Modulation ofCYP1B1andCYP1A1gene expression and activation of aryl hydrocarbon receptor byGinkgo bilobaextract in MCF-10A human mammary epithelial cells

Abstract

The aryl hydrocarbon receptor (AhR) signaling pathway regulates the production of CYP1B1 and CYP1A1, which catalyze the bioactivation of various procarcinogens. In the present study, we investigated the effect of Ginkgo biloba extract and some of its chemical constituents on CYP1B1 and CYP1A1 gene expression and AhR activity in cultured MCF-10A human mammary epithelial cells. Treatment of MCF-10A cells with noncytotoxic concentrations of G. biloba extract (25-300 microg/mL for 24 or 48 h) increased CYP1B1 and CYP1A1 mRNA expression, which was accompanied by an increase in CYP1-mediated ethoxyresorufin O-dealkylation activity. The inductive effects of G. biloba extract were attenuated by an AhR antagonist (3',4'-dimethoxyflavone). G. biloba extract (25-300 microg/mL) increased AhR-dependent reporter activity, as determined in MCF-10A cells transfected with an AhR-regulated luciferase reporter plasmid (pGudluc6.1). Bilobalide and ginkgolides A, B, C, and J were not responsible for the modulation of CYP1B1 and CYP1A1 gene expression or AhR activation by G. biloba extract.
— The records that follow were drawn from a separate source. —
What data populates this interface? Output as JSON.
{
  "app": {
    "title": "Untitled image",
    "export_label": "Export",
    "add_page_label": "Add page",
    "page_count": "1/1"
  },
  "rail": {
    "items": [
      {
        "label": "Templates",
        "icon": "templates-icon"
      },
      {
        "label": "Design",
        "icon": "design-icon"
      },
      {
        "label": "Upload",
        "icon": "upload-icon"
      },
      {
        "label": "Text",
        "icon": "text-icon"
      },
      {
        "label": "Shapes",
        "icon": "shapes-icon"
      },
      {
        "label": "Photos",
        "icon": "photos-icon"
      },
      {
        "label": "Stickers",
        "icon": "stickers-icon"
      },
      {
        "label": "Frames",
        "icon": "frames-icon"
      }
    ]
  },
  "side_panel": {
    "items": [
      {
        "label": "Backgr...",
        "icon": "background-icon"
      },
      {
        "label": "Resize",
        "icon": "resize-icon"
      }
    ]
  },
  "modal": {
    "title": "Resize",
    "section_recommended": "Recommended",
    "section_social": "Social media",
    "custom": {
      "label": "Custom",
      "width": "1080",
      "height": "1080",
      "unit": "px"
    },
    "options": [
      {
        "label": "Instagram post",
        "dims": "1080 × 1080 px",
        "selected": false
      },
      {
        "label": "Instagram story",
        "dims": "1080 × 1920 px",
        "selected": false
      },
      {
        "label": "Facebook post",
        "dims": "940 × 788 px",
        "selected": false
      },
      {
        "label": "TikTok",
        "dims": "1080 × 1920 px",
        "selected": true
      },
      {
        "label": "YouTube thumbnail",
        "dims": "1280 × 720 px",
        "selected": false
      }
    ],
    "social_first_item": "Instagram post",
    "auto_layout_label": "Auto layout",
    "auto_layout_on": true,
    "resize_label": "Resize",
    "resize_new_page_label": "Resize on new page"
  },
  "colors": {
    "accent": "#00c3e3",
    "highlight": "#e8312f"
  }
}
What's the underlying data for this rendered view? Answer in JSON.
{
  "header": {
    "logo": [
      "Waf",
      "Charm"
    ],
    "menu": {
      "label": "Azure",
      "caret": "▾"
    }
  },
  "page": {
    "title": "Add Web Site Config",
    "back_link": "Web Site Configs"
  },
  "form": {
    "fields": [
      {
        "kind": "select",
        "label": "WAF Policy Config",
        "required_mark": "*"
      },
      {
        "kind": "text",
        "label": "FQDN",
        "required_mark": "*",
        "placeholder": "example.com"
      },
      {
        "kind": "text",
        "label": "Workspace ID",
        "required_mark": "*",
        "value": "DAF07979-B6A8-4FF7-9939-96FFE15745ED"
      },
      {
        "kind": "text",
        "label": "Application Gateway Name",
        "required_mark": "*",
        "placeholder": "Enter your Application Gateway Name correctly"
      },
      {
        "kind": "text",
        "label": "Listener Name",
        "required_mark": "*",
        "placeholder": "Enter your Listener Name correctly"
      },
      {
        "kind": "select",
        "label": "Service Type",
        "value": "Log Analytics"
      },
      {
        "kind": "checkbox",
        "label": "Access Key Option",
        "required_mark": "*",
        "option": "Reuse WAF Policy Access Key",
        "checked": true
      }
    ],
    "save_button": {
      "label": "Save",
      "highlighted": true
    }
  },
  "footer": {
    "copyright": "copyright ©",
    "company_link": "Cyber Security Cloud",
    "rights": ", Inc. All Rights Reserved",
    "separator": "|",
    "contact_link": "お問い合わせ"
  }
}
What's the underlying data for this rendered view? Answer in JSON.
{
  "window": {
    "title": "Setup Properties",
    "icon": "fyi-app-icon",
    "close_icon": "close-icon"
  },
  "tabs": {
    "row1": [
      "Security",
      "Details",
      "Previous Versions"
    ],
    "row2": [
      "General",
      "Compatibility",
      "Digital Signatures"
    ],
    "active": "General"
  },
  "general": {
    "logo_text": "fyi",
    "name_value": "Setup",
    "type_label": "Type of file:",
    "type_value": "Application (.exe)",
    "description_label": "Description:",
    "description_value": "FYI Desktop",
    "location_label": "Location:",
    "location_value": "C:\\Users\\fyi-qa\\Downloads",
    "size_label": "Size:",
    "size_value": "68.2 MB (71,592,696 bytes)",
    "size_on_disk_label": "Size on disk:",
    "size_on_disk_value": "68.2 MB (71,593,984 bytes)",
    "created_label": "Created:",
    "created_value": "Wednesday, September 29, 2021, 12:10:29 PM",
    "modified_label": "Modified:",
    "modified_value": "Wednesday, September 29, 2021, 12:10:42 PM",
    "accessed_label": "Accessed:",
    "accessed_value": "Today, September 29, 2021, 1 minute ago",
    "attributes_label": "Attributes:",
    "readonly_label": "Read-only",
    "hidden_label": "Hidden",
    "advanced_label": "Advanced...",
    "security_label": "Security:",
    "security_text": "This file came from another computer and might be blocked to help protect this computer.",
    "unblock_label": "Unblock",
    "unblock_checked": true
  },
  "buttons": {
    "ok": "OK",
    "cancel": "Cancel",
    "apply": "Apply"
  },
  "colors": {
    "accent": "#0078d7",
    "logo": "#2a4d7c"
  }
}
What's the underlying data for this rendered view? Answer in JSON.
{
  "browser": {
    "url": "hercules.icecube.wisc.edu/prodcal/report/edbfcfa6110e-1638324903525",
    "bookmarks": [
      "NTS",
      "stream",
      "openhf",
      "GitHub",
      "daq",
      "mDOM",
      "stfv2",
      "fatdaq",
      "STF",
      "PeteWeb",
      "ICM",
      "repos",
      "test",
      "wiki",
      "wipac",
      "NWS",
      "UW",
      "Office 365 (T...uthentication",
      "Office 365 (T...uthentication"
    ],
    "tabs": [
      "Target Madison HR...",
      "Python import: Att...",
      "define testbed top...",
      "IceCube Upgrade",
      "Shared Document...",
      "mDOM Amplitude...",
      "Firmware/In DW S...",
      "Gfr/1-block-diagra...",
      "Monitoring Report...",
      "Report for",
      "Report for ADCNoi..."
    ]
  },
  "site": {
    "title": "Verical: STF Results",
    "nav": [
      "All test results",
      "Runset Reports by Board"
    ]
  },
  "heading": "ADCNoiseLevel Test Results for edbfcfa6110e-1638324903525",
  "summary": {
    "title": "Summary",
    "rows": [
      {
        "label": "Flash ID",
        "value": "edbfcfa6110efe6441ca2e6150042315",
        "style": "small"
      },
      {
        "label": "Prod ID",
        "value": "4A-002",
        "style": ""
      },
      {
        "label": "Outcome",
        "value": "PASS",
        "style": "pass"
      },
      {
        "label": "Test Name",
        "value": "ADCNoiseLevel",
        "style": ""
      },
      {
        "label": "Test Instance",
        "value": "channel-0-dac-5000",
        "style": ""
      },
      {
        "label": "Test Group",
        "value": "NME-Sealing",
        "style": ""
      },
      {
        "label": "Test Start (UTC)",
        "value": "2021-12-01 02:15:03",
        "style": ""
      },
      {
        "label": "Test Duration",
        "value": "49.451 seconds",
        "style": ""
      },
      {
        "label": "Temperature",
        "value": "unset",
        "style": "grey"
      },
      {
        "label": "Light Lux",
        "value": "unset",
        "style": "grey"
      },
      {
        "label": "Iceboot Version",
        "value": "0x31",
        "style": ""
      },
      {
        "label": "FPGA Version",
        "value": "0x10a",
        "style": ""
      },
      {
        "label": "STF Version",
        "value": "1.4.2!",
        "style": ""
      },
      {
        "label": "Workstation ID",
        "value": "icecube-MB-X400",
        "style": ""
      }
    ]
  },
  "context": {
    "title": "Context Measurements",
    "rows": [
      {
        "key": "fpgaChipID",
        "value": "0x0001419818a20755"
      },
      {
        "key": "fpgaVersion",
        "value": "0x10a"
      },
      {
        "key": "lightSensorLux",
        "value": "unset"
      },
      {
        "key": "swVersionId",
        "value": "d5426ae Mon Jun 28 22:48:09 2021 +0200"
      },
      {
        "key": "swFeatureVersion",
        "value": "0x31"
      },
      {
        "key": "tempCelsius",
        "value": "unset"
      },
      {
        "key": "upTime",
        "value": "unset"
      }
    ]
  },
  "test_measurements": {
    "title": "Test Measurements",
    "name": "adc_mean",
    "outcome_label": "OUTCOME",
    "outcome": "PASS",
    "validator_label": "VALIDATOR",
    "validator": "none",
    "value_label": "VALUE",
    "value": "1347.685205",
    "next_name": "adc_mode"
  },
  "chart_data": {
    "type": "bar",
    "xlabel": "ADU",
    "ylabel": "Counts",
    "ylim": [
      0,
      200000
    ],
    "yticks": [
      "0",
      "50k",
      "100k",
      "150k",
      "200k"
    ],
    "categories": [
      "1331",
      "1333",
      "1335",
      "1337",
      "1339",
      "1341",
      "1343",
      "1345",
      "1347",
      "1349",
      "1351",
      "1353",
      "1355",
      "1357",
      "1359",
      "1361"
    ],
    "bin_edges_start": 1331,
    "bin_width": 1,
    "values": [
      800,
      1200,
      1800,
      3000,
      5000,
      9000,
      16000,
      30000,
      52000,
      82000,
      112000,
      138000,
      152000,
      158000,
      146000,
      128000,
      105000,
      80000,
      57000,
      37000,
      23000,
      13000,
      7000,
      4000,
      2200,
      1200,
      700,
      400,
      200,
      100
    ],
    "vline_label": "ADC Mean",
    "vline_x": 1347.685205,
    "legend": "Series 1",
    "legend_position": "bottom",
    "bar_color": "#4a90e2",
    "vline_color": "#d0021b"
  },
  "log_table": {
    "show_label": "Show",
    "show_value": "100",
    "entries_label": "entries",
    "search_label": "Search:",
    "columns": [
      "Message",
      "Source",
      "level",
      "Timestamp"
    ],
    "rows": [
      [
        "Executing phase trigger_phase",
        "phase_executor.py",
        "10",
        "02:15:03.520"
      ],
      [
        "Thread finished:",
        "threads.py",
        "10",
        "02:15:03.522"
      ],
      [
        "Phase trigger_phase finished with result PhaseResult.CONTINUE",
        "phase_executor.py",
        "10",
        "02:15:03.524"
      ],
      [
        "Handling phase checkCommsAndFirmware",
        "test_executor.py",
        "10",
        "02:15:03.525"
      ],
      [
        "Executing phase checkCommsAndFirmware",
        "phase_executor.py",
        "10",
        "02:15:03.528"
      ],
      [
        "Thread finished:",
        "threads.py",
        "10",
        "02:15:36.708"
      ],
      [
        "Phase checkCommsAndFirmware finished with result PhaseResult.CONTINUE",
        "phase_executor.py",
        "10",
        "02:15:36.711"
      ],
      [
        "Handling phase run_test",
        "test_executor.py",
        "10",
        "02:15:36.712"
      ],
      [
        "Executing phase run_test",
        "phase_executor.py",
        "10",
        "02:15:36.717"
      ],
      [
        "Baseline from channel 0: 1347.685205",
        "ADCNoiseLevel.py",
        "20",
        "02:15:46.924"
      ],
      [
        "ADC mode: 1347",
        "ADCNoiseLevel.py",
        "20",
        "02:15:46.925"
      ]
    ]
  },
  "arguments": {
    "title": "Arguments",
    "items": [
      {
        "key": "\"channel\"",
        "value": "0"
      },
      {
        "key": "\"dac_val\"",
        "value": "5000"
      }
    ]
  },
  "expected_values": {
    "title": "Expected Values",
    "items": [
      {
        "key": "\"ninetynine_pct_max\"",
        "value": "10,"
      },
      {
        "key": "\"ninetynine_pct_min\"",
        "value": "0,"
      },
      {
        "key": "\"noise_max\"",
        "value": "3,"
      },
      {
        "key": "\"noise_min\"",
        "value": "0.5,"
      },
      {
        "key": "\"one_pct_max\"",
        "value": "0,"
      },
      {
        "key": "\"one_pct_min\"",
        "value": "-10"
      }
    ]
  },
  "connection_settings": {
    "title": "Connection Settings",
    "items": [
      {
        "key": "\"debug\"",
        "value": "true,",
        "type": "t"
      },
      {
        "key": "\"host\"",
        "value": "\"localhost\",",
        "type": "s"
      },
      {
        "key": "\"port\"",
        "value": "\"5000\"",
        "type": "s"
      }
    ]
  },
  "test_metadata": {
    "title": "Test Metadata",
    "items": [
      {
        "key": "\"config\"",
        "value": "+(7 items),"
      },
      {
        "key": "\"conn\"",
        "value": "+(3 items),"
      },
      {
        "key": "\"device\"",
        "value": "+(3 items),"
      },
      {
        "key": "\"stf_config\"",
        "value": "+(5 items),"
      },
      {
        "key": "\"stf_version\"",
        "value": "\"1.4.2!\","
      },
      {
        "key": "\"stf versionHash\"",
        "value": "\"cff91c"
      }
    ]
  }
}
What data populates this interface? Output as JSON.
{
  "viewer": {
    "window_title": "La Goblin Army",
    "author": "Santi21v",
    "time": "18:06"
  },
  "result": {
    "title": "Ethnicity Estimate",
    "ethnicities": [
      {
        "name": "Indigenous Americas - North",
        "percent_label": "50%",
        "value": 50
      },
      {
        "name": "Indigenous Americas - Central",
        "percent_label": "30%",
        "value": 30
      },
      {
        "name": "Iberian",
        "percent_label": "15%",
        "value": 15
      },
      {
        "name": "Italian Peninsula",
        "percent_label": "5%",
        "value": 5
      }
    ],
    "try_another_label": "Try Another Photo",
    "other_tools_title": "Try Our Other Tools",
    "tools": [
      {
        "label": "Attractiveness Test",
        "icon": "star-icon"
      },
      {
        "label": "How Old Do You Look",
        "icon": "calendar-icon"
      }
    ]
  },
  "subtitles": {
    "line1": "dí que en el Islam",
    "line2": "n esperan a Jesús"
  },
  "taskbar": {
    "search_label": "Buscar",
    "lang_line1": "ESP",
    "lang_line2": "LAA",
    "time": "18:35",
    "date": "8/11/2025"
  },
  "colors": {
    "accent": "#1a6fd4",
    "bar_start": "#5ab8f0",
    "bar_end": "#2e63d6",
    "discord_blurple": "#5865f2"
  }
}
In contrast, quercetin increased CYP1B1 and CYP1A1 gene expression and activated AhR, whereas kaempferol and isorhamnetin suppressed constitutive CYP1B1 expression and antagonized AhR activation by benzo[a]pyrene. Overall, our findings provide an impetus for future investigations on the effect of G. biloba extract in CYP1-mediated chemical carcinogenesis.